In the past few years the drug companies have discovered new ways of preventing your blood from clotting.

Relax. That’s something you might really want. In my case I need a “blood thinner” (as they are called) to curb my blood’s overenthusiastic zeal to clot for no particular reason, due to a genetic disorder called “Factor V Leiden”. Twenty-five years ago I had a DVT (Deep Venous Thrombosis) followed by a second PE (Pulmonary Embolism) — a clot that breaks loose and gets caught in the peerless filter of one’s lung; unfortunately, whatever part of said lung is downstream of the plug dies. Unpleasantly. My first PE was misdiagnosed as “pleurisy”, but once you have experienced one, there’s no mistaking it. Trust me, you don’t want to, unless you find unprotected swordfighting a bracing pastime.

So, for the past 17 years I’ve been taking a daily dose of Coumadin, a cheap drug based on Warfarin, a.k.a. rat poison. Seriously, it’s cheap because untold tons of the stuff are churned out every year to feed to unwanted rats and mice (and, if you’re careless, other small animals). They die of dehydration and uncontrolled bleeding, if you really want to know. So there’s considerable motivation to monitor how well the Coumadin is working. The only way to do this that I know of (you med-tech jocks out there, see if you can’t make a phone app to do this non-invasively!) is to stick a needle in a vein and take a blood sample to send to the lab to check your INR (International Normalized Ratio — informative, eh?) or PT (Prothrombin Time). In Europe, it is more common to use a finger-prick and measure your INR on the spot from a glass capillary full of the red stuff. Basically, the higher your INR, the longer it takes for your blood to clot — the more “thinned” it is. For me, the best INR is between 2 and 3. The point is, you want to know that it’s working (no more PEs) and also that it’s not working too well (remember the rats). When your INR is too high, you can cut back your daily dose a little; if too low, take a little more. It works.

Enough about me. Back to the Pharmas. They discovered that whereas Warfarin works by preventing the liver from processing vitamin K to make “biologically active forms of the calcium-dependent clotting factors II, VII, IX and X, as well as the regulatory factors protein C, protein S, and protein Z” [I’m copying from the Wikipedia article; I don’t know what they’re talking about either], the way the new alternatives “work in your body is different from the way warfarin works. They affect a different part of the clotting process. This difference often makes these newer drugs convenient to use.” [Now I’m copying from a Healthline article that was the most informative source I could Google easily.] That article lists 7 examples, and how they are administered, but offers no technical details on which parts of the clotting process they affect, or how.

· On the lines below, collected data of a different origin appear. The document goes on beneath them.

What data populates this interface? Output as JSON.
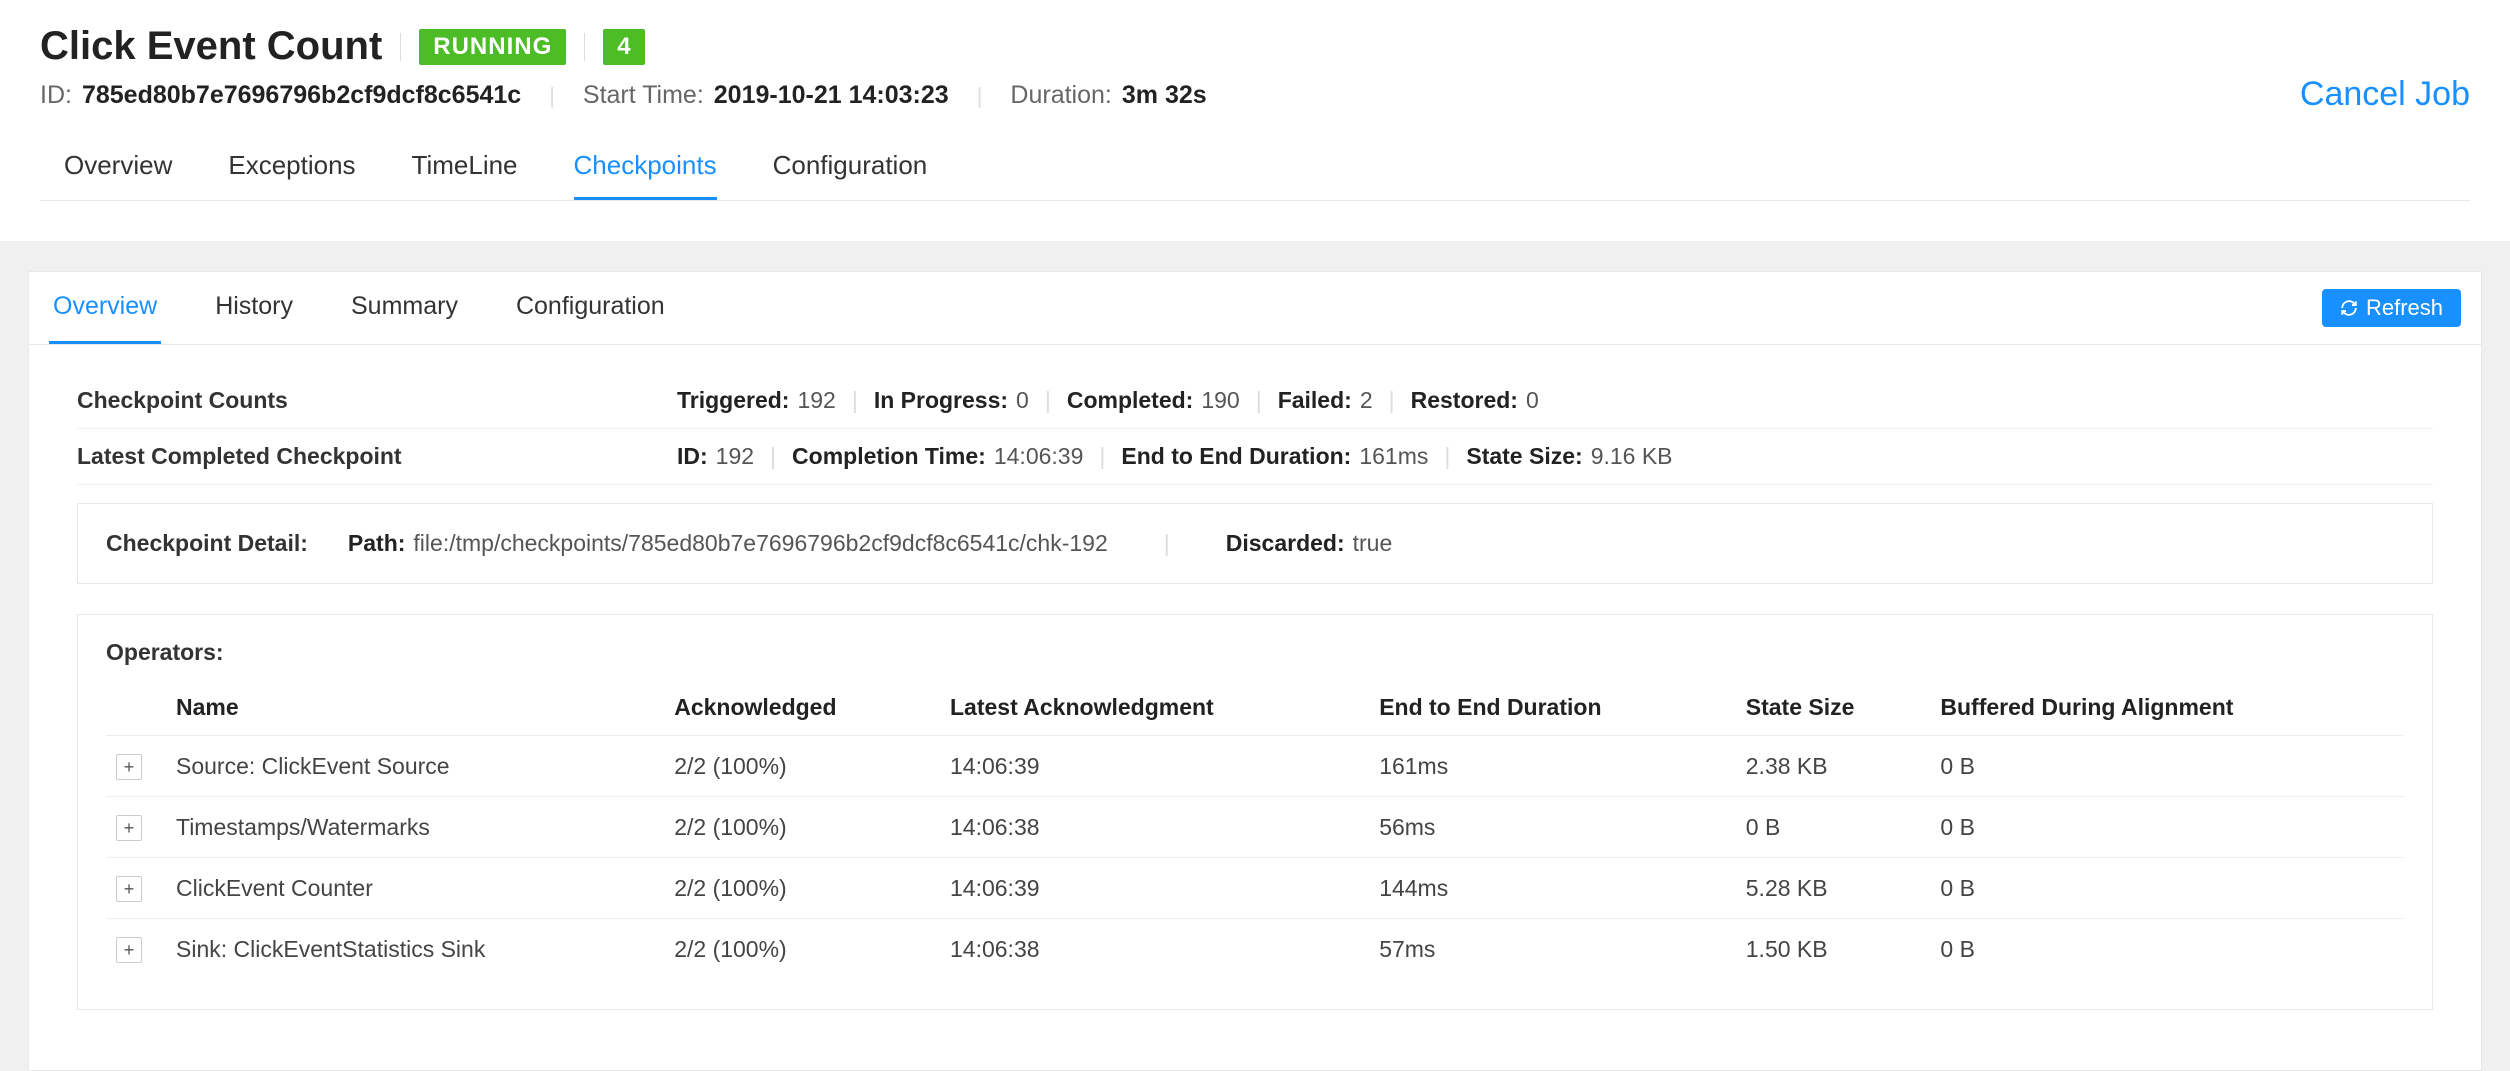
{
  "header": {
    "title": "Click Event Count",
    "status_label": "RUNNING",
    "parallelism": "4",
    "id_label": "ID:",
    "id_value": "785ed80b7e7696796b2cf9dcf8c6541c",
    "start_label": "Start Time:",
    "start_value": "2019-10-21 14:03:23",
    "duration_label": "Duration:",
    "duration_value": "3m 32s",
    "cancel_label": "Cancel Job"
  },
  "tabs_main": {
    "t0": "Overview",
    "t1": "Exceptions",
    "t2": "TimeLine",
    "t3": "Checkpoints",
    "t4": "Configuration"
  },
  "tabs_sub": {
    "t0": "Overview",
    "t1": "History",
    "t2": "Summary",
    "t3": "Configuration",
    "refresh": "Refresh"
  },
  "counts": {
    "label": "Checkpoint Counts",
    "triggered_k": "Triggered:",
    "triggered_v": "192",
    "inprogress_k": "In Progress:",
    "inprogress_v": "0",
    "completed_k": "Completed:",
    "completed_v": "190",
    "failed_k": "Failed:",
    "failed_v": "2",
    "restored_k": "Restored:",
    "restored_v": "0"
  },
  "latest": {
    "label": "Latest Completed Checkpoint",
    "id_k": "ID:",
    "id_v": "192",
    "comp_k": "Completion Time:",
    "comp_v": "14:06:39",
    "e2e_k": "End to End Duration:",
    "e2e_v": "161ms",
    "size_k": "State Size:",
    "size_v": "9.16 KB"
  },
  "detail": {
    "label": "Checkpoint Detail:",
    "path_k": "Path:",
    "path_v": "file:/tmp/checkpoints/785ed80b7e7696796b2cf9dcf8c6541c/chk-192",
    "disc_k": "Discarded:",
    "disc_v": "true"
  },
  "ops": {
    "title": "Operators:",
    "h_name": "Name",
    "h_ack": "Acknowledged",
    "h_latest": "Latest Acknowledgment",
    "h_e2e": "End to End Duration",
    "h_size": "State Size",
    "h_buf": "Buffered During Alignment",
    "rows": [
      {
        "name": "Source: ClickEvent Source",
        "ack": "2/2 (100%)",
        "latest": "14:06:39",
        "e2e": "161ms",
        "size": "2.38 KB",
        "buf": "0 B"
      },
      {
        "name": "Timestamps/Watermarks",
        "ack": "2/2 (100%)",
        "latest": "14:06:38",
        "e2e": "56ms",
        "size": "0 B",
        "buf": "0 B"
      },
      {
        "name": "ClickEvent Counter",
        "ack": "2/2 (100%)",
        "latest": "14:06:39",
        "e2e": "144ms",
        "size": "5.28 KB",
        "buf": "0 B"
      },
      {
        "name": "Sink: ClickEventStatistics Sink",
        "ack": "2/2 (100%)",
        "latest": "14:06:38",
        "e2e": "57ms",
        "size": "1.50 KB",
        "buf": "0 B"
      }
    ]
  }
}
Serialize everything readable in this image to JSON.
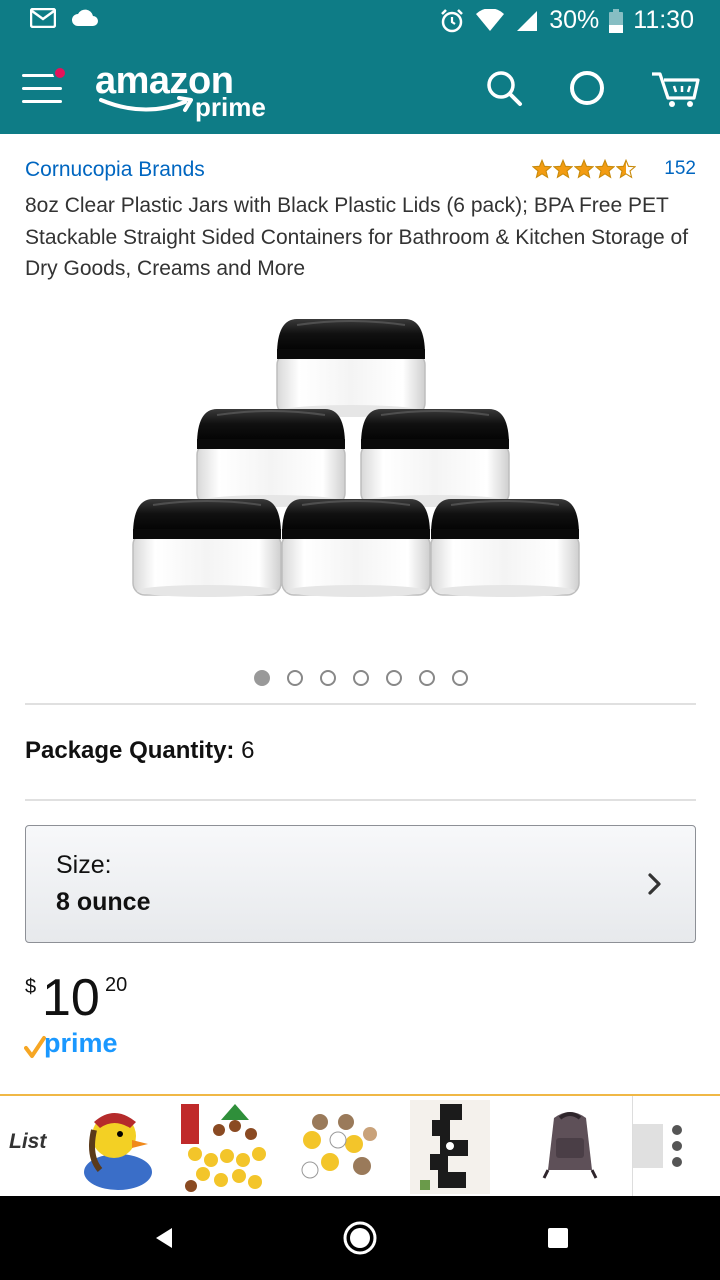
{
  "status_bar": {
    "battery": "30%",
    "time": "11:30"
  },
  "header": {
    "logo_text": "amazon",
    "logo_sub": "prime"
  },
  "product": {
    "brand": "Cornucopia Brands",
    "rating_stars": 4.5,
    "rating_count": "152",
    "title": "8oz Clear Plastic Jars with Black Plastic Lids (6 pack); BPA Free PET Stackable Straight Sided Containers for Bathroom & Kitchen Storage of Dry Goods, Creams and More",
    "image_count": 7,
    "active_image": 1
  },
  "package": {
    "label": "Package Quantity:",
    "value": "6"
  },
  "size": {
    "label": "Size:",
    "value": "8 ounce"
  },
  "price": {
    "currency": "$",
    "whole": "10",
    "fraction": "20"
  },
  "prime_badge": "prime",
  "list_strip": {
    "label": "List"
  },
  "colors": {
    "header_bg": "#0e7c86",
    "link": "#0066c0",
    "star": "#f39c12",
    "notification_dot": "#e3125a",
    "prime_blue": "#1a98ff",
    "prime_check": "#f6a623"
  }
}
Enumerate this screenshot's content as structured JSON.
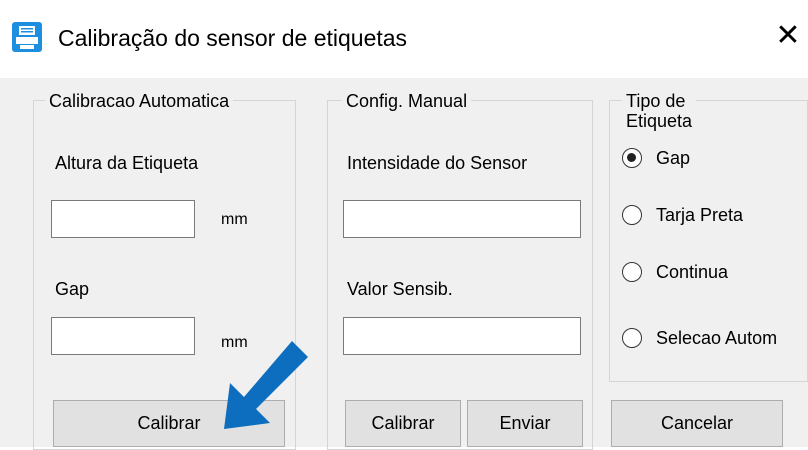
{
  "window": {
    "title": "Calibração do sensor de etiquetas",
    "app_icon": "printer-icon",
    "close_glyph": "✕",
    "accent_color": "#0f7fd0"
  },
  "auto_group": {
    "legend": "Calibracao Automatica",
    "height_label": "Altura da Etiqueta",
    "height_value": "",
    "height_unit": "mm",
    "gap_label": "Gap",
    "gap_value": "",
    "gap_unit": "mm",
    "calibrate_button": "Calibrar"
  },
  "manual_group": {
    "legend": "Config. Manual",
    "intensity_label": "Intensidade do Sensor",
    "intensity_value": "",
    "sensitivity_label": "Valor Sensib.",
    "sensitivity_value": "",
    "calibrate_button": "Calibrar",
    "send_button": "Enviar"
  },
  "type_group": {
    "legend_line1": "Tipo de",
    "legend_line2": "Etiqueta",
    "options": [
      {
        "label": "Gap",
        "checked": true
      },
      {
        "label": "Tarja Preta",
        "checked": false
      },
      {
        "label": "Continua",
        "checked": false
      },
      {
        "label": "Selecao Autom",
        "checked": false
      }
    ]
  },
  "cancel_button": "Cancelar",
  "overlay": {
    "arrow_icon": "pointer-arrow-icon",
    "arrow_color": "#0d6ebf"
  }
}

Well, fine, I guess; who wants to know all those technical details (other than me, of course). One can see why Healthline might balk at telling the whole long technical story to impatient readers. But wait…

They (and all the other analogous sites I’ve visited, and all the ads we are now seeing on TV) go on to list Advantages and Disadvantages (over Warfarin), and there is a glaring omission in every case — while “You need fewer tests during treatment” is always listed under Advantages, there is never any mention under Disadvantages of the following rather significant fact, which I believe applies to all these new drugs (though it’s not easy to find out for sure):

There IS NO reliable clinical test to see how well it’s working.

(Well, strictly speaking, there is: wait to see if you have a PE — if you do, it’s not working; and/or cut yourself to see if you ever stop bleeding — if not, it’s working too well.)

This is probably quite convenient for your GP, whose responsibility ends with the prescription. It saves your health care provider about $17/month (the typical cost of INR tests) and it rather dramatically obscures the cause of death in those (doubtless rare) cases where the stuff works too well or not well enough. There aren’t even alternative dose recommendations; one size fits all!

Most of all, of course, it suits the Pharmas, since these drugs are quite expensive — especially compared with good ol’ rat poison. Finally they are able to make a decent [obscene] profit off us Leiden-factor folks! This cost will usually be split between your health care provider and you personally.

Oh yes, there is one other Disadvantage: with (I understand) 1 or 2 exceptions, there is no way to “turn off” the new drugs if it becomes painfully obvious that they are working too well. (This would presumably be signaled by uncontrolled bleeding from various orifices. Hi, Mr. Rat!)

So… nothing new here, really, just Pharmas doing their thing. Except somehow they have managed to enlist government agencies and GPs in their campaign to convince us that

Ignorance is the best strategy!

That is certainly a revolutionary new concept in medicine. Expect to see more of it in the future.